# RS bumper on Eco/Diesel



## Overspray (Jun 16, 2014)

Besides the obvious styling differences on the RS vs Eco front bumpers, what keeps them from being swappable? I know the lower shudders are on the Eco and not RS, but are they a part of the bumper or mounted to the car?


----------



## MP81 (Jul 20, 2015)

The shutters are mounted to the bumper. You can swap them, but you'll lose the aero feature of the shutters, unless you're able to, some way, mount them to the RS bumper.


----------



## Merc6 (Jun 8, 2013)

Issue is no shutters or motors for shutters taped off to the side still connected=CEL. You need to swap out the relay in the trunk to a non ECO one.
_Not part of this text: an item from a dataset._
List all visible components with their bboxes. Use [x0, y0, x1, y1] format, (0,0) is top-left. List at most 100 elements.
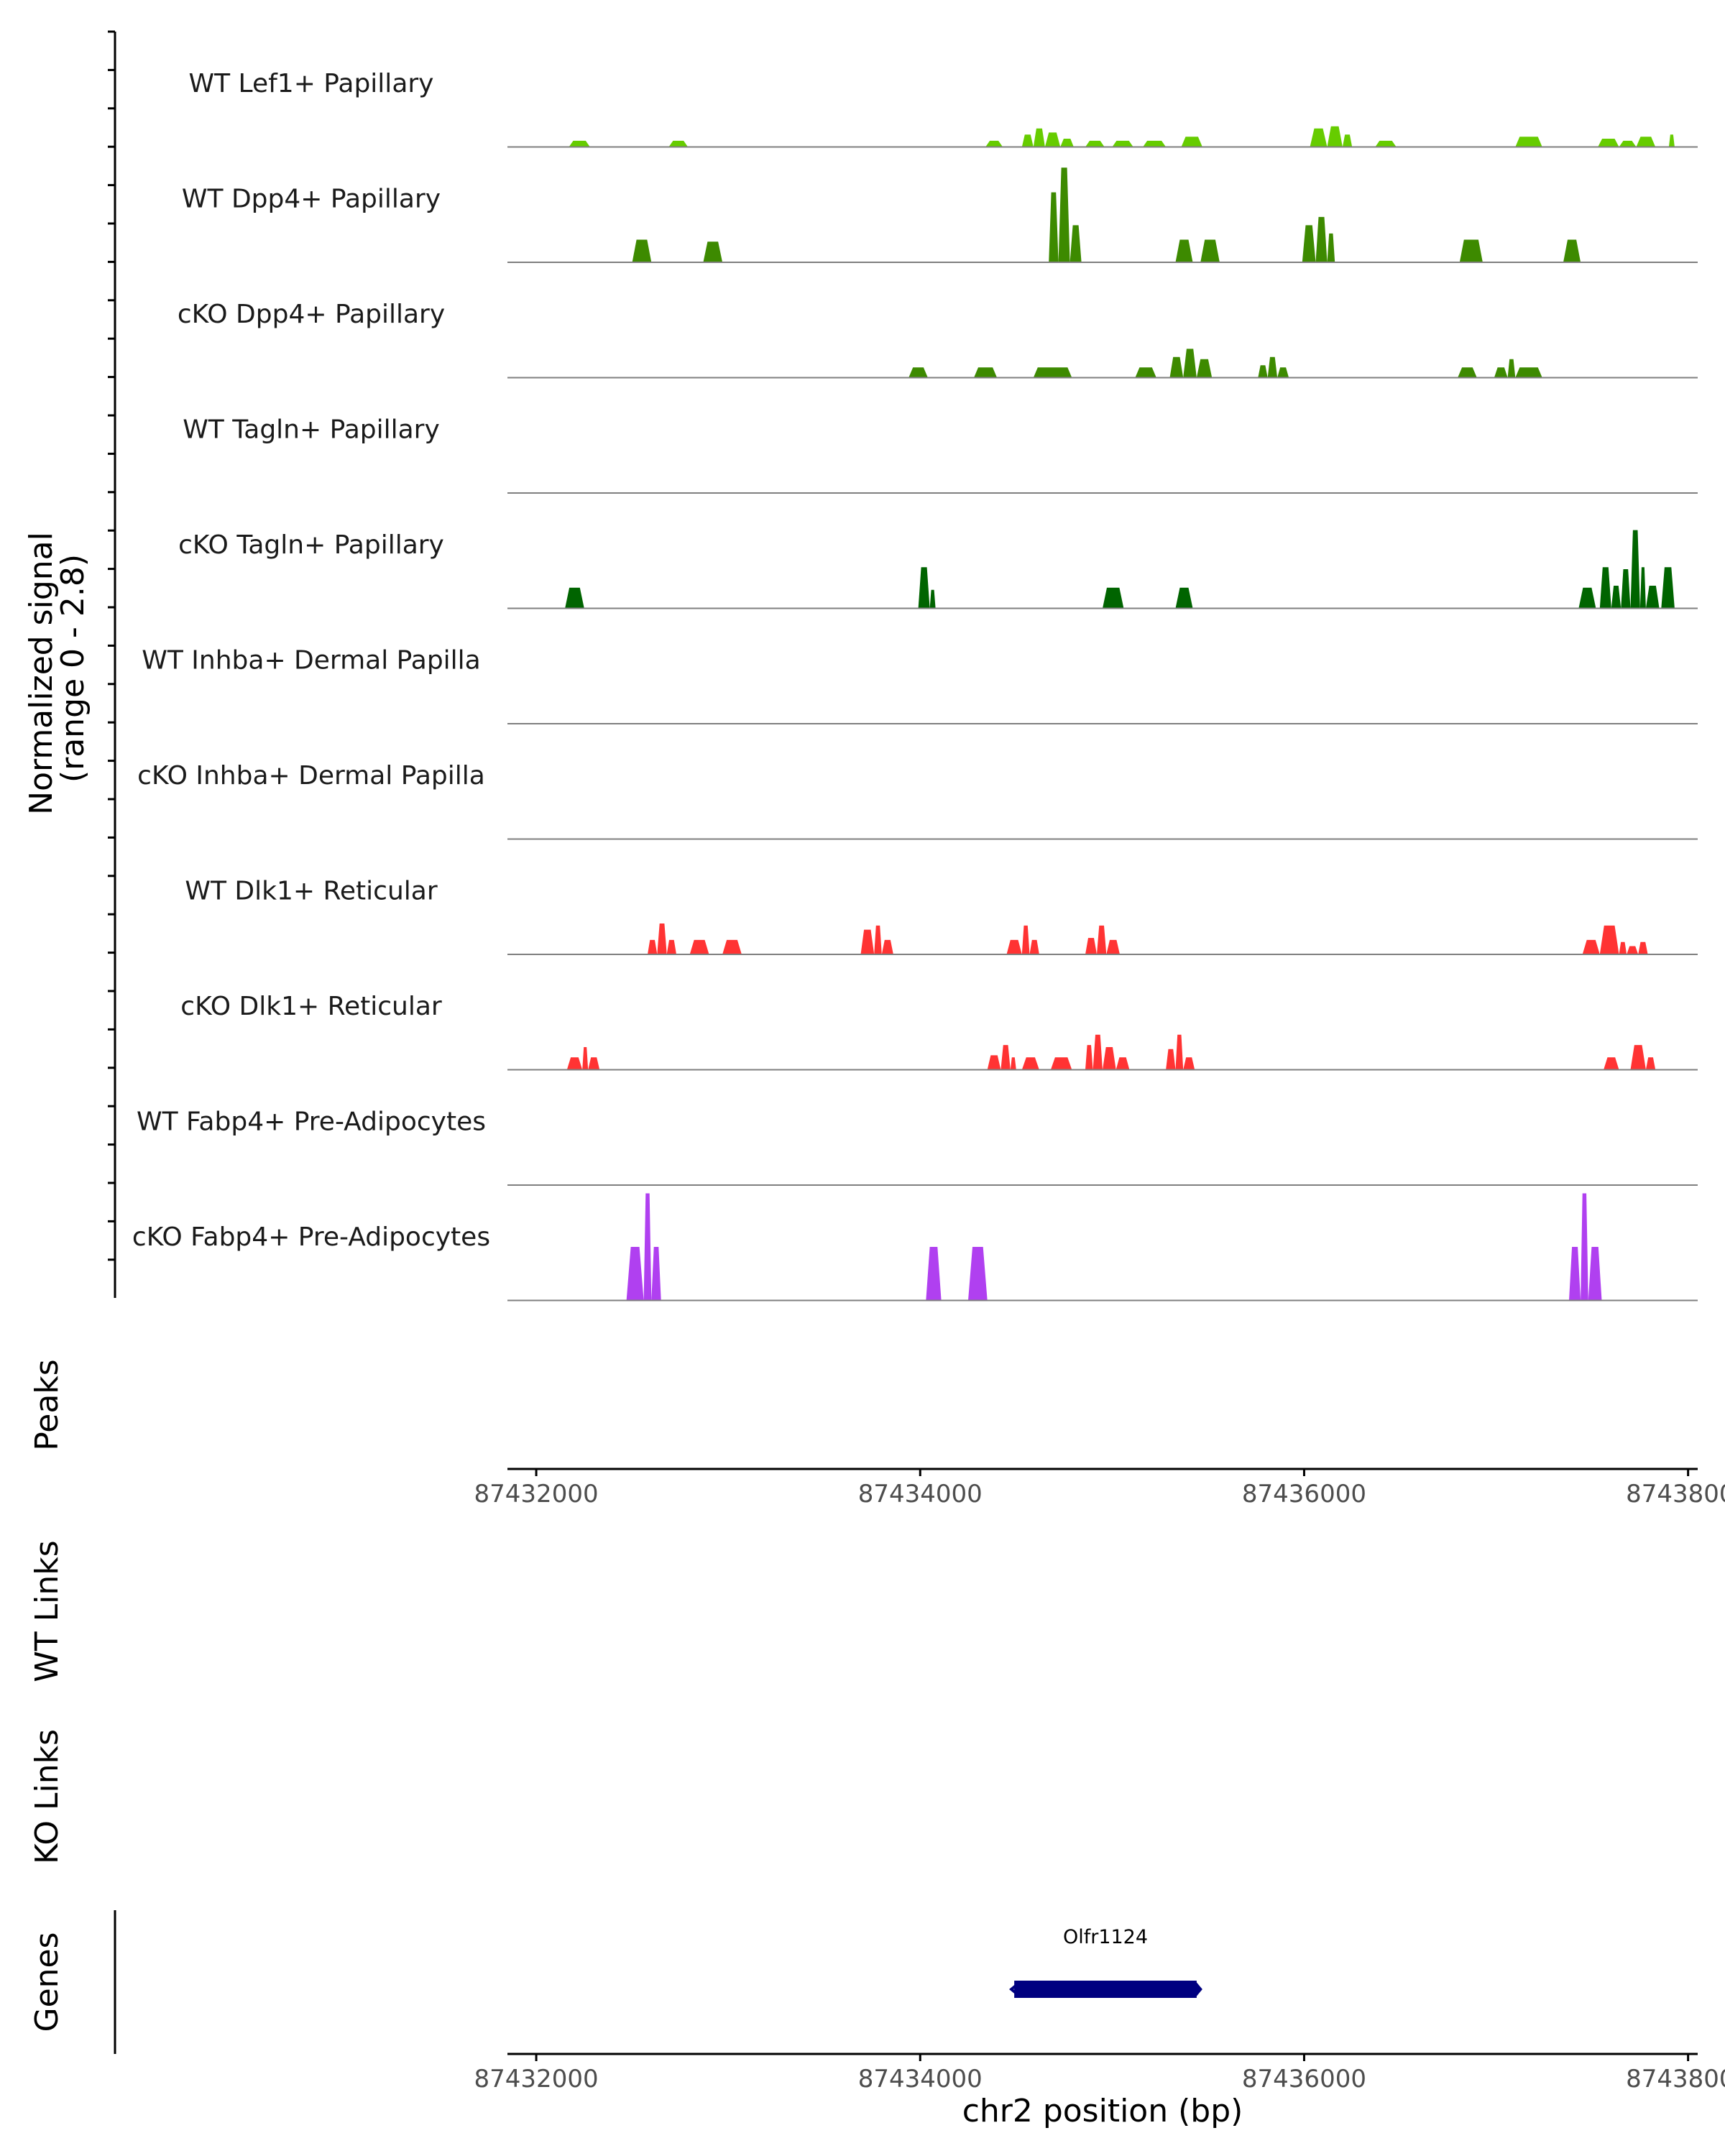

I thought about it but never went through. Not sure how much I want to defeat the eco stuff if I need to go back stock for trade in or something. I'd consider it if front bumper is already cracked like my rear one is. If you by brand new you would need RS Fogs (25) and the lower mesh piece (10) if you don't just find a full front in a J yard. Upper grill pieces will swap over as well but the Eco plate bracket is Eco specific.


----------



## Overspray (Jun 16, 2014)

I don't really want to lose the shutter system. If it mounts to the bumper, it looks like it all clips onto the lower grille. I wonder how difficult it would be to modify/swap over to an RS bumper. I'll keep my eyes out for one I guess and compare mine to it.


----------



## TurboDieselCruze2014 (Jan 23, 2020)

Overspray said:


> I don't really want to lose the shutter system. If it mounts to the bumper, it looks like it all clips onto the lower grille. I wonder how difficult it would be to modify/swap over to an RS bumper. I'll keep my eyes out for one I guess and compare mine to it.


What does a relay in the trunk have to do with the front grill in terms of RS swap? Also what exactly are the shutters for the diesel model and doesn’t the RS have its own version of the shutters I would like to do this swap as if it were stock and want to be 100% informed as to any and all caveats. Thank you


----------



## Q.8 (May 24, 2019)

Cruze LTZ 2015 RS Version???


----------



## ASabrout (10 mo ago)

Q.8 said:


> Cruze LTZ 2015 RS Version???
> View attachment 287030


Hello, from where I can buy this front bumper?


----------